Melanie Ward, CEO MAP, mengatakan, “Ketidakmampuan untuk bertindak setara dengan menjatuhkan hukuman mati kepada bayi-bayi ini. Dunia harus bertindak sekarang, bukan hanya berdiri dan menyaksikan tragedi ini berlangsung.”
Selain kebutuhan mendesak akan bahan bakar, pemerintah Gaza juga menyoroti perlunya pembukaan perbatasan Rafah untuk memastikan pasokan kebutuhan dasar dan kemanusiaan dapat masuk dengan lancar. Meski 34 truk bantuan kemanusiaan telah berhasil memasuki Jalur Gaza, jumlah tersebut hanya 10 persen dari bantuan yang biasanya masuk setiap hari sebelum serangan dimulai.
Sedangkan, Tedros Adhanom Ghebreyesus, pemimpin Organisasi Kesehatan Dunia, menekankan betapa rumitnya situasi tersebut. Menurutnya, mengingat kapasitas penuh yang dihadapi rumah sakit, upaya evakuasi pasti akan membawa risiko besar bagi pasien.

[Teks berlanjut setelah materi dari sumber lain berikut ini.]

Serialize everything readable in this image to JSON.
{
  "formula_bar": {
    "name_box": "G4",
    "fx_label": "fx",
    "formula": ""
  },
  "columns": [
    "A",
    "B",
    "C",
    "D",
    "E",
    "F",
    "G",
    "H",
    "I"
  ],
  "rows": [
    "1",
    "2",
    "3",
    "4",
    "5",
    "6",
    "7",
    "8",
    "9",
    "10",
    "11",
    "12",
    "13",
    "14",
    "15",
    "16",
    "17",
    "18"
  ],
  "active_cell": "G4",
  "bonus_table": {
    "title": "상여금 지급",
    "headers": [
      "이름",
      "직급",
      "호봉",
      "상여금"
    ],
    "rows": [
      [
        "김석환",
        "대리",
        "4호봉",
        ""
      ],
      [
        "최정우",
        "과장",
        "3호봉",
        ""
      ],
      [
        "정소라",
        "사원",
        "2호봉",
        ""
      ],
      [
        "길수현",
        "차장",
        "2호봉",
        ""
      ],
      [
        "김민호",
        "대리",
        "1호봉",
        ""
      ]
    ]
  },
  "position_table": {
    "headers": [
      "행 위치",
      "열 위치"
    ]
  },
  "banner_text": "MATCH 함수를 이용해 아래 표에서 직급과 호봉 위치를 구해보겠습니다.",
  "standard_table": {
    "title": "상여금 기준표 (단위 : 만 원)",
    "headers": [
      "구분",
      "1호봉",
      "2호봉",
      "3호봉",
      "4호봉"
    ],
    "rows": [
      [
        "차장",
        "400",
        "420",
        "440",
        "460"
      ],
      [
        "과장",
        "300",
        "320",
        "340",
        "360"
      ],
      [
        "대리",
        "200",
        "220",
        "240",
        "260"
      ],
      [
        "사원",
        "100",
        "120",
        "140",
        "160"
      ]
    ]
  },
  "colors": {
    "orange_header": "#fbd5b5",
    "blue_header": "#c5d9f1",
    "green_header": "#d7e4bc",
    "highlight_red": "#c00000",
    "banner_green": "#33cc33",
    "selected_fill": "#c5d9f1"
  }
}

“Rumah sakit adalah simbol perlindungan dan penyelamatan, bukan target. Pasien dan staf medis harus dilindungi,” tegasnya.
Keadaan di Jalur Gaza saat ini benar-benar memprihatinkan. Serangan selama 17 hari oleh Israel telah merenggut nyawa lebih dari 5 ribu warga Palestina, dimana hampir setengah dari mereka adalah anak-anak. Juga, lebih dari 15 ribu lainnya mengalami luka-luka. Tragisnya, sekitar 1.500 orang, termasuk 830 anak-anak, masih terjebak di bawah reruntuhan.
Di Rumah Sakit al-Shifa sendiri, Dr Bulbul mengungkapkan bahwa dari 55 bayi yang baru lahir, semua memiliki berat badan kurang dari dua kilogram. Salah satu bayi bahkan hanya berusia 26 minggu dengan berat 880 gram.